By Keith Goble, Land Line state legislative editor
The feds have already singled out truckers for texting while driving. Now states dotting the country are pushing forward with legislation that is intended to curb driver distractions for all drivers.
During 2010, nearly a dozen states acted to prohibit texting while driving. In all, 30 states are enforcing bans, with many more aggressively pursuing similar actions.
On Tuesday, April 26, Gov. Jack Dalrymple signed into law a bill adding North Dakota to the list of states where texting is a no-no while behind the wheel. Effective Aug. 1, law enforcement can begin enforcing the ban as a primary offense, meaning drivers could be cited if they were pulled over for another reason, such as speeding. Violators will face $100 fines.
“Texting while driving is clearly a dangerous distraction that can result in serious injury or death, and I’m glad to see we are joining a growing number of states that are taking this action to make our roads a safer place,” Dalrymple said in a statement.
U.S. Transportation Secretary Ray LaHood praised the bill signing.
“North Dakota has taken an important step to eliminating distracted driving,” LaHood stated.
Other states from Maine to Nevada are nearing rules that would prohibit texting while driving.
In Indiana, texting while driving is already illegal for people under 18. A House-Senate conference committee on Tuesday rewrote a bill that would apply the ban to all drivers. Violators would face fines up to $500.
A provision that was dropped from the bill sought to ban talking on the phone.
The bill awaits floor votes in both chambers before moving to Gov. Mitch Daniels’ desk for his expected signature.
An Alabama Senate panel voted Wednesday, April 27, to send a bill to the full Senate that would prohibit all drivers from sending text messages while driving. The state’s youngest drivers already are forbidden from engaging in the distracting activity.

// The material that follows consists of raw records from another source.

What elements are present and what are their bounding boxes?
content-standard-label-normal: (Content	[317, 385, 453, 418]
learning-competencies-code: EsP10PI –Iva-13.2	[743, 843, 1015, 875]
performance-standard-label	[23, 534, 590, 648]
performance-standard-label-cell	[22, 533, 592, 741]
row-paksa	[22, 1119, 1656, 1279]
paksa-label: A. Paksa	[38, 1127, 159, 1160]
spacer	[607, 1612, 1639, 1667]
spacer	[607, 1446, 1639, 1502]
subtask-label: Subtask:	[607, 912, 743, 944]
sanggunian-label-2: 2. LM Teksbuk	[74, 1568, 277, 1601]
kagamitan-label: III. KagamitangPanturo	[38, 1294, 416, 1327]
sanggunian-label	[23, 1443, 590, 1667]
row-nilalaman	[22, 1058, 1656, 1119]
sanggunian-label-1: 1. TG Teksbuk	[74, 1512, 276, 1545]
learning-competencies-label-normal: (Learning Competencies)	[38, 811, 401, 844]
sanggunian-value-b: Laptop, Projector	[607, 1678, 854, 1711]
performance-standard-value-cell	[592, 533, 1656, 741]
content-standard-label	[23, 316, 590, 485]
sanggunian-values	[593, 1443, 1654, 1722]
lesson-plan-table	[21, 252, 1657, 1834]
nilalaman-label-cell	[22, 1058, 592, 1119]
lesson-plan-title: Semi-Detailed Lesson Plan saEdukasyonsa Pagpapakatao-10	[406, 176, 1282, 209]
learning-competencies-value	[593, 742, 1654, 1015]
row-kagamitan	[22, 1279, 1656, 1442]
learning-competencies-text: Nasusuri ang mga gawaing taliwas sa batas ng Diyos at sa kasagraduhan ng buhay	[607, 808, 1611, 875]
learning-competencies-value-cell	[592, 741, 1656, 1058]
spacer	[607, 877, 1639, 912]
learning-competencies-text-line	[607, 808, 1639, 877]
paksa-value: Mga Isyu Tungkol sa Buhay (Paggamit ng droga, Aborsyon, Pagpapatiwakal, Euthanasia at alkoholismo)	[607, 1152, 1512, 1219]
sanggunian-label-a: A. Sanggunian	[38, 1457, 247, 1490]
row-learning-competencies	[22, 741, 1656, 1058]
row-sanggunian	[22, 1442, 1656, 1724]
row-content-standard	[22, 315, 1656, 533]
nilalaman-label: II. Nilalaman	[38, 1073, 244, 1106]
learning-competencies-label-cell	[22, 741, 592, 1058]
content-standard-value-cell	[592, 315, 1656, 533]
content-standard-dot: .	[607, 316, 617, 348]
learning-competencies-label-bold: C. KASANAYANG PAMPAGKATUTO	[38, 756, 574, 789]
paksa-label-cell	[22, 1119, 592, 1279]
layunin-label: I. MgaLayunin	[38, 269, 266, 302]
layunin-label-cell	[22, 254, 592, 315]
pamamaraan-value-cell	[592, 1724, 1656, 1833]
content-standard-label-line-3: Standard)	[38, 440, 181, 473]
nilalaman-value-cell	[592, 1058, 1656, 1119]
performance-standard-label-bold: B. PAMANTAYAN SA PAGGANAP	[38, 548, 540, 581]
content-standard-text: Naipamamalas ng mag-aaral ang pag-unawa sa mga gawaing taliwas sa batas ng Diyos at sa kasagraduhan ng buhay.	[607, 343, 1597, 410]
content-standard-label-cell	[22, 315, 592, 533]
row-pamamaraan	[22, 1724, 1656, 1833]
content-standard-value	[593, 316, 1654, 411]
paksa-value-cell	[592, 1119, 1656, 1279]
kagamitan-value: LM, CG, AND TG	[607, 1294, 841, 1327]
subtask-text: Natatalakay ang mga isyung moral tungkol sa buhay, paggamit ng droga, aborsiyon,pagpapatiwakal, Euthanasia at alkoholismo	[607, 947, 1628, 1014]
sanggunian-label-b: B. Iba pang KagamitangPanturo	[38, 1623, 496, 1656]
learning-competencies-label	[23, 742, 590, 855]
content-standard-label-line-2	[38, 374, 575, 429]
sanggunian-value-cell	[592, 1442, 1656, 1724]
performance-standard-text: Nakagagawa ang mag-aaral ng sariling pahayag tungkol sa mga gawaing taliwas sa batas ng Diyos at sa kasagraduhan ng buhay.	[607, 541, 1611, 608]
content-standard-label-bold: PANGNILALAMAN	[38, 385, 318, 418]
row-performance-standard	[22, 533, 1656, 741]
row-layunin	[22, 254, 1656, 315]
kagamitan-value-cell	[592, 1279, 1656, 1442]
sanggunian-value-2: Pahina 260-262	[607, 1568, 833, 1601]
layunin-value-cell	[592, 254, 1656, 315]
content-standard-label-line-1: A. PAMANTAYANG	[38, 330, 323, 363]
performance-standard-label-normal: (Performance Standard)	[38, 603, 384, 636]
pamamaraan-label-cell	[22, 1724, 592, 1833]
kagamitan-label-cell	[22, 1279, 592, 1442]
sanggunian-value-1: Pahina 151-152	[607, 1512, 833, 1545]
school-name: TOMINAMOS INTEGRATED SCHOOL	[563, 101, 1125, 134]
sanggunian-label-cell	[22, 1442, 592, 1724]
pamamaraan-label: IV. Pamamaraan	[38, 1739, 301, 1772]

Violations would be a primary offense. Fines would start at $25.
If approved by the Senate, the bill would head to Gov. Robert Bentley. The House already approved it on an 86-2 vote.
The Nevada Senate voted Tuesday to move ahead with plans to limit driver distractions. State law already allows police to cite inattentive drivers, but that isn’t enough for proponents of stricter distraction rules.
A bill headed to the Assembly would forbid text messaging while driving and would make Nevada the ninth state to prohibit use of hand-held devices while driving. Fines would start at $50. Escalating fines would result for subsequent offenses.
In Missouri, the House voted Wednesday to advance a bill to the Senate that would fine offenders $200. The Show-Me State already prohibits drivers 21 years old and younger from engaging in the distracting activity. The bill would include all drivers in the ban.
Maine lawmakers are nearing passage of a bill to outlaw the distracting practice. The state already has a distracted driving law, which prohibits any activity that isn’t necessary to the operation of the vehicle and could reasonably be expected to impair the driver.
The Senate has approved a bill that would specifically ban texting. It awaits a House floor vote before it can move to Gov. Paul LePage.
A Texas bill intended to reduce occurrences of texting while driving is on its way to the Senate. House lawmakers advanced the bill to prohibit writing or sending a text message while at the wheel. However, reading a text would not be forbidden.
State law already prohibits texting while driving in school zones. It is also illegal for drivers under 18 to use a cellphone.
The Oklahoma Senate voted to move a bill to the House to stop all drivers from texting while at the wheel. Currently, the state only prohibits drivers under 17 from texting.
California and Connecticut, which already have texting bans for all drivers, are looking into beefed-up penalties for violators.
In California, the Senate voted to advance a bill to the Assembly that would increase fines for texting or talking on a hand-held phone while driving from $20 to $50. The amount would be raised to about $300 after court costs.
Repeat offenders would face $100 fines – up from $50. With fees added, the fine would top out at about $500. In addition, violators would have one point added to their license.
Also targeted by the bill are bicyclists. Biking while texting could result in $20 fines with no additional fees.
Connecticut law already forbids texting and taking on a hand-held phone while behind the wheel. Fines start at $100.
The Legislature’s Judiciary Committee voted to advance a bill that would allow police to seize a repeat offender’s driver’s license for 24 hours. The fine for repeat offenses would also increase from $150 to $500.
Despite the obvious complexities with enforcement, attempts nationwide to curb the practice of using electronic devices for texting while driving have intensified during the past couple of years. Studies that show drivers are more likely to be involved in a crash or near-crash while texting at the wheel have spurred pursuit of state bans.
Texting has also been a topic of discussion at the federal level. A federal rule that bans the practice while driving a commercial vehicle was issued a year ago.
The Owner-Operator Independent Drivers Association supports the federal ban, but OOIDA opposes the next step being taken by the FMCSA to restrict drivers’ use of hand-held cellphones.